Part of the trouble is that the claim really would be a lie. For that matter, Obama has given the hawks all they could want in Afghanistan, but that has not stopped them from railing against him as the second coming of Jimmy Carter because he set a withdrawal deadline. If Obama claimed that Iran was about to construct a nuclear device, Republican hawks would react in a few different ways, and none of them would help Obama politically. Many would formally support the military action, but they would happily attack Obama in the process. Some would berate Obama for having let things get to this point, and they would actually blame him for having previously “failed” to stop it. Despite having spent decades fretting about Iran’s non-existent nuclear weapons, they would pin an Iranian bomb solely on Obama, whose alleged weakness and “appeasement” invited the Iranian threat. McCain would be all over cable television saying something like, “This is what happens when you try to engage with dictatorships. Our military is paying the price for the President’s failed leadership.” No doubt they would throw in some added shots at his Israel and Afghanistan decisions in the process. “While Obama was wasting our resources on nation-building in Afghanistan, the real threat was gathering in Iran,” they would tell us. It won’t matter if this is consistent with their own previous statements or not.

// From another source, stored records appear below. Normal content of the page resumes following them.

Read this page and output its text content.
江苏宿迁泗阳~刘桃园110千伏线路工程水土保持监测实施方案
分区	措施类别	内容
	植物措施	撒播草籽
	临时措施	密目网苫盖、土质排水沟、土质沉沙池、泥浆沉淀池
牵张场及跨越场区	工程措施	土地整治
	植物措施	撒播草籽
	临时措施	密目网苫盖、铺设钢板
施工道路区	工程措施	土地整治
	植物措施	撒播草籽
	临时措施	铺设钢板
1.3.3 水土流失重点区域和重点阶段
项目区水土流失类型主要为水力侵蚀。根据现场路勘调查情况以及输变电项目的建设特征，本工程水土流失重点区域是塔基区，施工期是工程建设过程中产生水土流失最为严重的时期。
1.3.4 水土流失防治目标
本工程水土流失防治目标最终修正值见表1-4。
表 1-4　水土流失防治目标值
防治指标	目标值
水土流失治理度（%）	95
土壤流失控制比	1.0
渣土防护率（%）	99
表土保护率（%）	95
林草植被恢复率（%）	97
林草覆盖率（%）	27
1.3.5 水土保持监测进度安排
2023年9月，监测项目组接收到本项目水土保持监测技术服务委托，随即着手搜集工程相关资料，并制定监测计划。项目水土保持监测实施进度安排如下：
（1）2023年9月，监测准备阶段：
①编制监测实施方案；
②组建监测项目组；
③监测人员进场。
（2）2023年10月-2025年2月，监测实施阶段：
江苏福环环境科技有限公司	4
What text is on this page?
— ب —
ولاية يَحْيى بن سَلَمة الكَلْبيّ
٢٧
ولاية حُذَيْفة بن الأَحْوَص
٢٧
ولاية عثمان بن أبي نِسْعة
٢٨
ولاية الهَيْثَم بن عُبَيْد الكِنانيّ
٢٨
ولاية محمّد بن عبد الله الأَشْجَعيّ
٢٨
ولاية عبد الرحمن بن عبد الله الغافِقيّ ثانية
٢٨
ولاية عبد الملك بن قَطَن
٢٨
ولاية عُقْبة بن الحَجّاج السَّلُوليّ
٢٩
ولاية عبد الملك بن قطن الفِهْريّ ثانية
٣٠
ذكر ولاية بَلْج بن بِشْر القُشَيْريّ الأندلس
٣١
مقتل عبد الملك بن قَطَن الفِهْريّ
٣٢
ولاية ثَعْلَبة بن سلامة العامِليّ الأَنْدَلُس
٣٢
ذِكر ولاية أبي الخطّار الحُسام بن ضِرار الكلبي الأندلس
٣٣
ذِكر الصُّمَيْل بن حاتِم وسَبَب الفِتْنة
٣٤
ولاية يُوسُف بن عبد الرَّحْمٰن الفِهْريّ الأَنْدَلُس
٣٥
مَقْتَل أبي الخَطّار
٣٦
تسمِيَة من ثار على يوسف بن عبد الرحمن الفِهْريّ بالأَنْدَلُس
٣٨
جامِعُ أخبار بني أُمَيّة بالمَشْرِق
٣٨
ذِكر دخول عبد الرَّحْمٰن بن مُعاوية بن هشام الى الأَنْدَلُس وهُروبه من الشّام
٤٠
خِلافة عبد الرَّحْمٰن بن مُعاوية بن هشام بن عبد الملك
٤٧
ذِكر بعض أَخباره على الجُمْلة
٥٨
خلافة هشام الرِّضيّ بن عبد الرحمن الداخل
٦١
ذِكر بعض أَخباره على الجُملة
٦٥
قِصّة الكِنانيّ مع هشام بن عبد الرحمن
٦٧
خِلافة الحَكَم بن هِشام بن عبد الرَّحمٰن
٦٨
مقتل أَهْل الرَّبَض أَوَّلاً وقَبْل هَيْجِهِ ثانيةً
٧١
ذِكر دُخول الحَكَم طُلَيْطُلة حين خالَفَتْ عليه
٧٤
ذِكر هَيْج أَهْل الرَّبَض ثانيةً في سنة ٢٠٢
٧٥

Others would suddenly discover that they no longer trust the executive with unchecked, arbitrary power to make war on the other side of the world on the basis of shoddy evidence, and they would start calling for Obama’s impeachment. Other hawks would question the timing of the attack, and they would say that it was just a way for Obama to distract attention from whatever nefarious deeds he and his administration were carrying out back home. Some of the more aggressive hawks would condemn Obama for “limiting” the military action to air strikes and naval operations, and would call for the insertion of ground troops. This is not hard to imagine, since this is exactly what some of the more aggressive interventionists did during the bombing of Yugoslavia. Technically, these hawks “supported” Clinton during the bombing, but they were happy to find fault with him for being insufficiently aggressive.

As for his own party, enough Democratic office-holders were burned by trusting the Bush administration that they would not fall for the same ruse again. Some activists would be good partisans and support Obama, but for most progressives an Iranian war would be the last straw that confirmed the strong continuities between the Bush and Obama administrations. It probably wouldn’t matter whether the war went reasonably “well” or poorly, as the decision to start another war would provoke a primary or third-party challenge from the left that would wreck Obama’s re-election hopes, and it would push the majority into the arms of the Republican nominee in 2012. Then again, there is hardly any way that the war could actually go “well,” as a war would consolidate the hold the Iranian government has on the country, cripple the opposition, destroy any gains Obama has made in repairing America’s reputation abroad, provoke significant Iranian retaliation in the Gulf, Iraq, Afghanistan and Lebanon, and it would threaten Russian and Chinese economic interests enough that it could create problems for the U.S. in other regions that aren’t even being considered in these scenarios. On top of all that, an attack on Iran would only slow, not eliminate, Iran’s development of its nuclear program.